The latest run of Cowan's LRA model, which uses historical data from World Semiconductor Trade Statistics organization, predicts that November's chips sales will be found to be $25.566 billion, which translates to a three-month average of $26.366 billion. It also yields a fourth quarter 2010 sales figure of $77.680 billion, down sequentially by 1.6 percent and up 15.4 percent on 4Q09. This in turn produces a slightly reduced 2010 global chip sales figure of $301.305 billion, a rise of 33.1 percent.
Extending the model into 2011 produces sequential quarterly sales figures for 2011 of $75.229 billion, $77.963 billion, $85.554 billion and $69.363 billion with sequential growth rates of -3.2 percent, 3.6 percent, 9.7 percent and -18.9 percent, respectively.

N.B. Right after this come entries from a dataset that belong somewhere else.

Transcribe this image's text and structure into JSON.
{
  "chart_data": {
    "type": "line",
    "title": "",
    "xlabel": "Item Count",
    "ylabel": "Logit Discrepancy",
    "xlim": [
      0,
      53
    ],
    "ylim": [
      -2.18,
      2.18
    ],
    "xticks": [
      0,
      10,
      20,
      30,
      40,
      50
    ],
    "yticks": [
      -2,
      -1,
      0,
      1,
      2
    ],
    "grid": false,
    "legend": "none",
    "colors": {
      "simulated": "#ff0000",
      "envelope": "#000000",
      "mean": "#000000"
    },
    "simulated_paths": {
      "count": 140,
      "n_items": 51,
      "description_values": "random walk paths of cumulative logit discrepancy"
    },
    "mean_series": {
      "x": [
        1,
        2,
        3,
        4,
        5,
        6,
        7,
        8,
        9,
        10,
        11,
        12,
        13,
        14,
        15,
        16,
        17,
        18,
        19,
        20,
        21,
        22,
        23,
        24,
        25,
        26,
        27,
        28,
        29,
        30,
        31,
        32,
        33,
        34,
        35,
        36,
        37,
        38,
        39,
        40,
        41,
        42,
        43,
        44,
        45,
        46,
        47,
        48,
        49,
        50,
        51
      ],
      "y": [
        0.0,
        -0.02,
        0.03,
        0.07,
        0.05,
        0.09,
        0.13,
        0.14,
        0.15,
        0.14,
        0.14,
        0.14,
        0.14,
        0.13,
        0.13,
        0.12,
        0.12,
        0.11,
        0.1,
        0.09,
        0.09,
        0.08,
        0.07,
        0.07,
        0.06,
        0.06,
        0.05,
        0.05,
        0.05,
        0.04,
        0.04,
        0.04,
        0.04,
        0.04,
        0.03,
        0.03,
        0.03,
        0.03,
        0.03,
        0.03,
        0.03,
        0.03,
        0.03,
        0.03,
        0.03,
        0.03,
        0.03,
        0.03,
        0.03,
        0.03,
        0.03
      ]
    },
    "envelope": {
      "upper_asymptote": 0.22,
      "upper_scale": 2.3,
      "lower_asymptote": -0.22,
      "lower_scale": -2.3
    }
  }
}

While the first three quarters of 2011 will show growth of a few percent compared with the same quarters in 2010, the fourth quarter is set to see a collapse in sales that will drag the annual total down to $308.108 billion, and growth to 2.3 percent, according to Cowan. A sequential fall of 18.9 percent in the value of the global chip market in the fourth quarter would be unusual. The market is typically flat in Q4 but did fall 24.2 percent in 4Q08 compared with 3Q08 as the global economic crisis took hold.
The LRA model is statistical and is not based on predictions or guesses about underlying behaviors, although many forecasters are foreseeing an oversupply of chips to happen sometime in 2011 and adversely affect average selling prices, and therefore the value of the chip market.
"I should point out that these first pass 2011 forecast numbers will "evolve" (each month) as 2010 wraps up and as 2011 plays out," Cowan said.